Und so versichert Schwesig ihnen, man habe "sehr ernsthaft mit Friedrich Merz darüber gesprochen, dass wir durch seinen Wortbruch im Bundestag ein Vertrauensproblem haben". Merz wird also nicht noch einmal eine Gesetzesmehrheit mit AfD-Stimmen herbeiführen. Was aber, wenn seine Partei dies auf Landesebene tut? Das Thema AfD wird der Koalition erhalten bleiben und so wirbt Schwesig für die gefundenen Kompromisse in der Migrationspolitik. Es sei an der "Zeit, dass wir bei schweren Straftätern und Gefährdern, die nur eine kleine Gruppe sind, die aber die Stimmung für alle anderen vergiften, dass wir da klarer werden, dass es da eine Bundeszuständigkeit gibt, dass wir da konsequenter werden", sagt Schwesig. "Damit nicht mehr dieses Gefühl da ist 'da werden doch eigentlich die Falschen abgeschoben und die, die hätten abgeschoben werden müssen - wie Straftäter -da kriegt ihr es nicht hin'."
"Das habt ihr wunderbar gemacht"
Schwesig fordert - auch zum Unmut mancher Genossen - schon länger und lautstark eine konsequente Abschiebung aller Menschen ohne Bleiberecht, insbesondere aber von Straftätern und Gefährdern. Für sie ist das eine Frage des Gerechtigkeitsempfindens, das ihr im zunehmend AfD-lastigen Mecklenburg-Vorpommern im Gespräch mit den Menschen entgegenschlägt.

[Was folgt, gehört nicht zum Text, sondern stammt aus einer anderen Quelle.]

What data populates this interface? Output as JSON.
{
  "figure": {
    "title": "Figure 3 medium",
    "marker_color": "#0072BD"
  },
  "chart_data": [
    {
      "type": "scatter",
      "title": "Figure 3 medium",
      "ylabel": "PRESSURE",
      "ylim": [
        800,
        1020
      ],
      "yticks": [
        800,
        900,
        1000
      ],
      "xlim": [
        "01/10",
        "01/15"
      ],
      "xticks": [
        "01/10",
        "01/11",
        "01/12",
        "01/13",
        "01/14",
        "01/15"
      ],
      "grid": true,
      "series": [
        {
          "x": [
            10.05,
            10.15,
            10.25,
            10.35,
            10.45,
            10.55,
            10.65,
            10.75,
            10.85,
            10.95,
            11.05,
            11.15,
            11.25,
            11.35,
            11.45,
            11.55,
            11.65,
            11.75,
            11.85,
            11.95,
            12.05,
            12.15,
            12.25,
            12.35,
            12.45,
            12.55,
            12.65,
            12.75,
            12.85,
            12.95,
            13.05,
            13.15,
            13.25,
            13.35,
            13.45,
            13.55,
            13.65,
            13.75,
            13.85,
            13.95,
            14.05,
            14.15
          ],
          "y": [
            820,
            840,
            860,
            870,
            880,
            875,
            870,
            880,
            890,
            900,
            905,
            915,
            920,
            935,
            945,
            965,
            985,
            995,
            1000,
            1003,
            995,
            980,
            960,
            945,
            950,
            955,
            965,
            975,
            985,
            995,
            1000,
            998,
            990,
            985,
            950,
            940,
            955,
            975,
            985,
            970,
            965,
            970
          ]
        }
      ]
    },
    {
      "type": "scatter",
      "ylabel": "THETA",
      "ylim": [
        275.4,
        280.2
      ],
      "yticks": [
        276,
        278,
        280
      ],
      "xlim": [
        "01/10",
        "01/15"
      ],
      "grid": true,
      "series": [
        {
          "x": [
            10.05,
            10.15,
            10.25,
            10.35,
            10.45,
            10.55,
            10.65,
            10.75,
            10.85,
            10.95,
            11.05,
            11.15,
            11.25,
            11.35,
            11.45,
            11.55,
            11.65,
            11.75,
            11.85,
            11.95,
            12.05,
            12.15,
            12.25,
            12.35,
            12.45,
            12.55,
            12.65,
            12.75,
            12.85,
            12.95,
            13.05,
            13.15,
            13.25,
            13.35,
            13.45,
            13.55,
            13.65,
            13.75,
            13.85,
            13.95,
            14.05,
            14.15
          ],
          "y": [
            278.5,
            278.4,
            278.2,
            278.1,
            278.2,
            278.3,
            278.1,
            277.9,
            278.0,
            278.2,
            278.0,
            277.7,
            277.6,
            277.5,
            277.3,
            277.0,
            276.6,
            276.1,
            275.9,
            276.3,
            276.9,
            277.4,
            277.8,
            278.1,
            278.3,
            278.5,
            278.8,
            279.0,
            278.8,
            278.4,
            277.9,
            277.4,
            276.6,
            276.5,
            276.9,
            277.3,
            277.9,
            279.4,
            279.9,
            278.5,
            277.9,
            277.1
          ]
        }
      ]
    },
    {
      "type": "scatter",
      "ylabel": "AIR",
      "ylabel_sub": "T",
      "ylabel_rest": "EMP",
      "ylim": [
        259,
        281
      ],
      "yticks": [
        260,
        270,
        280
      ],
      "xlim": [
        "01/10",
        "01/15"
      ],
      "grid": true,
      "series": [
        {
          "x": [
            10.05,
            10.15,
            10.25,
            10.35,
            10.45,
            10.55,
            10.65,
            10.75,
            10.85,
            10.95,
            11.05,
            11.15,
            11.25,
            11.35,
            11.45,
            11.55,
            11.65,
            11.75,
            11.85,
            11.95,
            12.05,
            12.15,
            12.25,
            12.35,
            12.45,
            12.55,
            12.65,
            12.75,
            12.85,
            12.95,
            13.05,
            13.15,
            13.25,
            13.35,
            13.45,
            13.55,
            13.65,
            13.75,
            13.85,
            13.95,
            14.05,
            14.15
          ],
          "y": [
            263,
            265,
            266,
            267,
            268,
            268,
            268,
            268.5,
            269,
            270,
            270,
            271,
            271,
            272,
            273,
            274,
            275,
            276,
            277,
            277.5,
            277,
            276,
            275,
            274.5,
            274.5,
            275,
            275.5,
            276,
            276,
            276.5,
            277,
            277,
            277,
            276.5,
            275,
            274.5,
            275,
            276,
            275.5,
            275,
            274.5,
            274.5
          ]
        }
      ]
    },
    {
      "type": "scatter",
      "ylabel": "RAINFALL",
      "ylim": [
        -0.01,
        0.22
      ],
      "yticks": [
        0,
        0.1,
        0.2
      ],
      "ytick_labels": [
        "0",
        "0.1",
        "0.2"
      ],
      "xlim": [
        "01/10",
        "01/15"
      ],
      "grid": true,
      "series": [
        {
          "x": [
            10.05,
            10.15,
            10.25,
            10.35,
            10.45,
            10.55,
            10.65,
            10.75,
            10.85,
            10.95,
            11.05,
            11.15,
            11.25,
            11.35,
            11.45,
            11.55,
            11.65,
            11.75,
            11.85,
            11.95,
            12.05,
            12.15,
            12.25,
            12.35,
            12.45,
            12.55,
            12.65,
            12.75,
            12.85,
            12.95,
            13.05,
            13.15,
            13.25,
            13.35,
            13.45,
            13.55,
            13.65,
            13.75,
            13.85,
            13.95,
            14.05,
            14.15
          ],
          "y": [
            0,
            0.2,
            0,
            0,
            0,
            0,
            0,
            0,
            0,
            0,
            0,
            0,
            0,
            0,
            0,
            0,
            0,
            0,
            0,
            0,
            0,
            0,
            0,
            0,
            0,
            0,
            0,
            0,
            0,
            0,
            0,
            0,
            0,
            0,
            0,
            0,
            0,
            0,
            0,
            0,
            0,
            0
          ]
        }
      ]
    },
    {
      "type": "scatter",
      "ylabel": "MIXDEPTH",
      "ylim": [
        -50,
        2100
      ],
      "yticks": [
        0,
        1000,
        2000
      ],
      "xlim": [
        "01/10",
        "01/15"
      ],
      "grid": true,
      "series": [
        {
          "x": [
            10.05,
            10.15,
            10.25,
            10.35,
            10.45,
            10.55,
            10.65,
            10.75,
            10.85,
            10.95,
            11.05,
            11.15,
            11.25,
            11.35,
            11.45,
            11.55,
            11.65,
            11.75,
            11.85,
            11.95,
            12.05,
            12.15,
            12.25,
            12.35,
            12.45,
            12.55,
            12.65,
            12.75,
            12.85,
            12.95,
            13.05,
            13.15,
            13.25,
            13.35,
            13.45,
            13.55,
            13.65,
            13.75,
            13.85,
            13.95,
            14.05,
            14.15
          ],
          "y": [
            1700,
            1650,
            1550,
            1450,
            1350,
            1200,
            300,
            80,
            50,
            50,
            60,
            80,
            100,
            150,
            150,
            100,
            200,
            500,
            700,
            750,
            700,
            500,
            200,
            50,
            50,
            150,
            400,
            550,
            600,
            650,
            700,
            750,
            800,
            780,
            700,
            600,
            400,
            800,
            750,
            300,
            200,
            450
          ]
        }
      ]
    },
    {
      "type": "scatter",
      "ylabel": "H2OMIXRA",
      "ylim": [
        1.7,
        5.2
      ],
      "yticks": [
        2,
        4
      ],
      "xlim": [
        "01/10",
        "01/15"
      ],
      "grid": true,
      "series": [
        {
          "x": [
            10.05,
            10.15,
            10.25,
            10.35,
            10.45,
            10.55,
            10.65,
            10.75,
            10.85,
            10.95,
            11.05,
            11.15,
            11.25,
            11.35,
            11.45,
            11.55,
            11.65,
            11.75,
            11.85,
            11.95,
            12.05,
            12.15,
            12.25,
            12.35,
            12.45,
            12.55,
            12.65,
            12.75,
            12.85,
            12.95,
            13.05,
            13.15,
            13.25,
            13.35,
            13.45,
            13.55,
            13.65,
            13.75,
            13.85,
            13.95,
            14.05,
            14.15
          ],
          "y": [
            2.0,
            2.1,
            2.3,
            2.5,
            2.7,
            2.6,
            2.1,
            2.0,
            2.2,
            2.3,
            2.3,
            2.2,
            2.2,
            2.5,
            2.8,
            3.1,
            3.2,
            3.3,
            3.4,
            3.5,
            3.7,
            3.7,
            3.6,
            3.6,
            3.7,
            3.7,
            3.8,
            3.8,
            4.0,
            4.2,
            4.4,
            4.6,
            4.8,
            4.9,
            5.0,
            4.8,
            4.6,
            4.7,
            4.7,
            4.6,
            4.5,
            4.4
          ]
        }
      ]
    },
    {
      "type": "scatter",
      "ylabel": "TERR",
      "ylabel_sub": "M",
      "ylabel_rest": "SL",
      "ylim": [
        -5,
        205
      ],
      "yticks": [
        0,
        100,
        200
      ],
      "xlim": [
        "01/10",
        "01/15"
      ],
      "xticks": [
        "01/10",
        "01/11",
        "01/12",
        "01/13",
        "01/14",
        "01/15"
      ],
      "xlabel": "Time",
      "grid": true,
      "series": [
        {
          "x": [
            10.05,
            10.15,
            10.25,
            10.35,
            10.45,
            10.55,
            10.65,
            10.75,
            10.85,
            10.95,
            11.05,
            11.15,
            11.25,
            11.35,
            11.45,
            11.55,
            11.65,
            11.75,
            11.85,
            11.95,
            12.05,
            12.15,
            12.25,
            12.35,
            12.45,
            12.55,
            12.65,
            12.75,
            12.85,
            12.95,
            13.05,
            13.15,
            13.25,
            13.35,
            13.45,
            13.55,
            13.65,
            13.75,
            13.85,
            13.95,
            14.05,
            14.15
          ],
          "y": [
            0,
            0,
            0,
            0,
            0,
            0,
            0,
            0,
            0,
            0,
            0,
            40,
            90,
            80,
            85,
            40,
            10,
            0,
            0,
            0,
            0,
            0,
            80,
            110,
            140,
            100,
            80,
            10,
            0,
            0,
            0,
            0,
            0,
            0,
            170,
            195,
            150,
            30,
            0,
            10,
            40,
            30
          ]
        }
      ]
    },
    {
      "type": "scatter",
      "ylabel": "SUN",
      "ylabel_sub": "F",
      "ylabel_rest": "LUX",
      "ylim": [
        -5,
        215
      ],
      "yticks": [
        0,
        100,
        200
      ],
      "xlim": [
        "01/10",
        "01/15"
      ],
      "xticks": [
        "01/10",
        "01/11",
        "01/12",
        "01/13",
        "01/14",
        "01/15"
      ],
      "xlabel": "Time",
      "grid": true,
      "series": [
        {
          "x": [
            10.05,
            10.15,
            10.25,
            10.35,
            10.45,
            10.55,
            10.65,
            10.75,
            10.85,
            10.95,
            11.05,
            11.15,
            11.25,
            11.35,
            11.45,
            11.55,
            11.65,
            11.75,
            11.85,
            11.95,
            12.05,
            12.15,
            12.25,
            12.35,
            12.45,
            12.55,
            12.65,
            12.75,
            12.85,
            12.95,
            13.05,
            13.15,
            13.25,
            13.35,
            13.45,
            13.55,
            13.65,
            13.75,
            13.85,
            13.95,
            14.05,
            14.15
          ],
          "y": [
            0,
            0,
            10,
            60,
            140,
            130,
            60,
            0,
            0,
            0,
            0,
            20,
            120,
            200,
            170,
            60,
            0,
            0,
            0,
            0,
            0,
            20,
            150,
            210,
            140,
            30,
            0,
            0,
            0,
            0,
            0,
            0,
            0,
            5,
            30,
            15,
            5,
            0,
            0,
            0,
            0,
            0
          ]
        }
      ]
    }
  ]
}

Dennoch kritisieren einige Fragesteller in Güstrow das Nachgeben der SPD bei der Aussetzung des Familiennachzugs für subsidiär Schutzbedürftige - sprich Kriegsflüchtlinge - und dass zur Abschiebung festgenommenen Personen nicht mehr zwingend ein Rechtsanwalt zur Seite gestellt werden soll. Zweifel gibt es auch, ob die SPD beim Mindestlohn oder einer Reichensteuer hart genug verhandelt hat. Es werden Wünsche geäußert, wohin die zusätzlichen Ländermittel aus dem Sonderschuldenprogramm fließen sollen - mehr Lehrer, zuverlässigere Schulbusse etwa.
Scharfe Kritik aber bleibt aus. Der Parteinachwuchs der Jusos im Land hat sich zwar gegen den Koalitionsvertrag ausgesprochen, so wie die anderen Juso-Landesverbände auch. Doch kein Juso-Funktionär ist im Bürgerhaus Güstrow zugegen, niemand macht Stimmung für ein "Nein" beim Mitgliederentscheid. Nur ein ehemaliger Ortsbeirat aus der Plattenbau-Siedlung Rostock-Dierkow, wo die SPD einen besonders schweren Stand zu haben scheint, bekennt sich zu seiner ablehnenden Haltung. "Das habt ihr wunderbar gemacht", lobt der Mann die SPD-Verhandler. "Ich habe aber trotzdem dagegen gestimmt." Er ist der einzige bekennende Nein-Sager an diesem Abend.